The real reason for the ballooning unfunded liability is an underperforming stock market over the past decade. In 2000, the city had zero unfunded liability in its pension portfolio. Then the tech stock bubble burst in 2003, followed by the housing and financial collapse of 2008, and the city's investments never recovered.
In 2008 alone, the city's investments lost $180 million in value. The only way for the system to be fully funded over those years was for the city to cover those losses, which is unrealistic, Rentschler said.
"Was the city supposed to write a check for $180 million?" Rentschler asked.
Elected officials negotiated pension plans but did not adequately fund those promised benefits.
Elected officials do not negotiate the pension plan, Rentschler said. The City Council adopts changes to the plan from time to time. Changes stem from recommendations by the pension's board of trustees.
Since 2006, the board has increased contribution rates and reduced benefits for new employees and made other changes to decrease costs and make the plan more stable, Rentschler said.
Property taxes will go up and city services may be cut unless we solve this problem.

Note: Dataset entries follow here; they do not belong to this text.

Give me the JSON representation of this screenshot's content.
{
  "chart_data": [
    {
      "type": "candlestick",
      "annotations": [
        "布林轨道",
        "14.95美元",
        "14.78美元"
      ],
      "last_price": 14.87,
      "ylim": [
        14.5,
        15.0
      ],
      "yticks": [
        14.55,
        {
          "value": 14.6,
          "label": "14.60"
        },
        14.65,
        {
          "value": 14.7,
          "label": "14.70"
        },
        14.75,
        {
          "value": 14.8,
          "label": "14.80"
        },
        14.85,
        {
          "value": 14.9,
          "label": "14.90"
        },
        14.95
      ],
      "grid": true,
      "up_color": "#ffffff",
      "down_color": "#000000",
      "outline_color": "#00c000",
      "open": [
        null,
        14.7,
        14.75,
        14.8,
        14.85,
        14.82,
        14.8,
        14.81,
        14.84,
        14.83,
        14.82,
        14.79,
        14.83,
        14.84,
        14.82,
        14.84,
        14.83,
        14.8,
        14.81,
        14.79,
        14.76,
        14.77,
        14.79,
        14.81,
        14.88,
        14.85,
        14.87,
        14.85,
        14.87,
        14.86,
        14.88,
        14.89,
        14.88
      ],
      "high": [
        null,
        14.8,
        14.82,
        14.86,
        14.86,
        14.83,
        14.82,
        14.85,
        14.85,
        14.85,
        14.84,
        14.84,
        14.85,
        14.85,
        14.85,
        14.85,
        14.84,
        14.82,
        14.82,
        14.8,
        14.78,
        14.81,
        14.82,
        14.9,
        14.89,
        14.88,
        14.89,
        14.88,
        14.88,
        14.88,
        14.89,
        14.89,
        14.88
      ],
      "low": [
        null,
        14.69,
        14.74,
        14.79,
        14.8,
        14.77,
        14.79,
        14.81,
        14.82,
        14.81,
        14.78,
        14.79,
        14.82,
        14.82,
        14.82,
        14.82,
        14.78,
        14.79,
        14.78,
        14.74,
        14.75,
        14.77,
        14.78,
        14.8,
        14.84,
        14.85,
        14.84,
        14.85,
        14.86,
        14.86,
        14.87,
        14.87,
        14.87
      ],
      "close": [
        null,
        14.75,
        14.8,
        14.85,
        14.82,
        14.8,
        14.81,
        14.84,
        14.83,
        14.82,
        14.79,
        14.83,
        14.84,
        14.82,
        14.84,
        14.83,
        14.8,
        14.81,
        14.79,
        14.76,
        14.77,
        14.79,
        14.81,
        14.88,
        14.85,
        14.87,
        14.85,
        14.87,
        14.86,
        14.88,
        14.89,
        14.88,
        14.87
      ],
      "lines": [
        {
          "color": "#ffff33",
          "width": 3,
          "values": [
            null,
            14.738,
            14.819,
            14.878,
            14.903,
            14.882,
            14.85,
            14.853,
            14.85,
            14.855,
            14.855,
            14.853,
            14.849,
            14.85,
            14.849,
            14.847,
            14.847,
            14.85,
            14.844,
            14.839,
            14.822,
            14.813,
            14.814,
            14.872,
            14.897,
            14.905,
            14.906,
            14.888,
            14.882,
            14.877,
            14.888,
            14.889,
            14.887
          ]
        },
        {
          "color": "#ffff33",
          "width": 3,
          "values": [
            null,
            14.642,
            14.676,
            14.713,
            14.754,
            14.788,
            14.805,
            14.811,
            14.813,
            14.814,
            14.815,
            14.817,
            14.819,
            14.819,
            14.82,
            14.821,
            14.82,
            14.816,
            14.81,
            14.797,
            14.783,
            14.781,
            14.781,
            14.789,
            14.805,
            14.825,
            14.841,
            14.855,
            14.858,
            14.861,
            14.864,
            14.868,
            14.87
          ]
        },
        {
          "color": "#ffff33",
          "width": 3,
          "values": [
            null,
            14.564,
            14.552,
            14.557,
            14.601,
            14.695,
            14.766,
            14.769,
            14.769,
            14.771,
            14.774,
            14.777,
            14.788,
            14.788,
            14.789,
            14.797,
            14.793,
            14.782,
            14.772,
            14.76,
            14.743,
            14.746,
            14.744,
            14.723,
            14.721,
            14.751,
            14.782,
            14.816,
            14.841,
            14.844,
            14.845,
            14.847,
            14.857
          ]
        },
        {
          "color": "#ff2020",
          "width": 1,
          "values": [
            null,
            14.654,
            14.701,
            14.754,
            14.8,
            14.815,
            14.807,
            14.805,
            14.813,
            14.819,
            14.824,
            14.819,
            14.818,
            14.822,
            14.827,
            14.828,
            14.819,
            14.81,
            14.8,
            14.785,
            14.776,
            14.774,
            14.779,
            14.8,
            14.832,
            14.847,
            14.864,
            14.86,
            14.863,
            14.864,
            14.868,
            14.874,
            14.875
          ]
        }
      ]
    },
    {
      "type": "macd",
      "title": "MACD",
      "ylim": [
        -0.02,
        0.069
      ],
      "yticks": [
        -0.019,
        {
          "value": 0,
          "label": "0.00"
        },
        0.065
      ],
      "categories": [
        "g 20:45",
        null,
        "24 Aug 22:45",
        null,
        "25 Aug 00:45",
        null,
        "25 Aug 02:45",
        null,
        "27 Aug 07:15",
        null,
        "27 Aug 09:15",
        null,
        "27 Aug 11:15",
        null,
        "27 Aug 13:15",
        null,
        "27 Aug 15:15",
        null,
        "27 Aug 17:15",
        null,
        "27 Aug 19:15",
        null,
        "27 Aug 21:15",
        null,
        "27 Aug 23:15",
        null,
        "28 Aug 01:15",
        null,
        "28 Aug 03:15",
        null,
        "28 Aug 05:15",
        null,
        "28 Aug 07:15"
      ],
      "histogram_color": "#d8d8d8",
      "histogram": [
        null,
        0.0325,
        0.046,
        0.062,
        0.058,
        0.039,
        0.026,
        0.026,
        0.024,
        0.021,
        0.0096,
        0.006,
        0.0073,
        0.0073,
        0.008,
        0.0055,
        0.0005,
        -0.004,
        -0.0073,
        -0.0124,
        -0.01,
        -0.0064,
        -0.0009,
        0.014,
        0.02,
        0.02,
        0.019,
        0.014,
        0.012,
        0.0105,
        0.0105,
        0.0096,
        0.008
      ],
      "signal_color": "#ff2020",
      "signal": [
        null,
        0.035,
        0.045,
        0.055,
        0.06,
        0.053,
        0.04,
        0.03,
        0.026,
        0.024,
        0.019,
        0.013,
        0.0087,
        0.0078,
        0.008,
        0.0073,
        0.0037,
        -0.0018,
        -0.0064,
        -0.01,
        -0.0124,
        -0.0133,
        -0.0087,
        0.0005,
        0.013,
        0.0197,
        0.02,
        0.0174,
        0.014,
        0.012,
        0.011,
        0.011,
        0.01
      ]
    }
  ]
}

If the measure passes, this could happen almost immediately, Rentschler said. Closing a defined benefit plan would do nothing to eliminate the $340 million in unfunded liability, she said, but it would mean the city would have to pay it off much sooner, at least within the next 10 to 15 years.
City estimates show the first-year cost would add an additional $24 million to the city's expected $33 million pension fund contribution for next year. The city would also have to pay tens of millions more each year before it starts to experience savings from the changeover around 2028.
These increased costs would burden an already deficit-laden budget and likely force the city to consider cuts or higher taxes as a solution, Rentschler said.
So we have two out-of-state right-wing organizations, an anti-public employee/anti-pension organization
(Liberty Initiative Fund), and an anti-tax organization (National Taxpayers Union), who appear to be funding this initiative to bankrupt the City of Tucson, without any true local supporters. (I have heard speculation about a local yokel who may be involved, but I have not been able to confirm this).
I have also been told that the Liberty Initiative Fund intends to take its act on the road to other Arizona cities on their local ballots. Beware of this organization, and reject this carpetbagger attack on your home rule and local government control.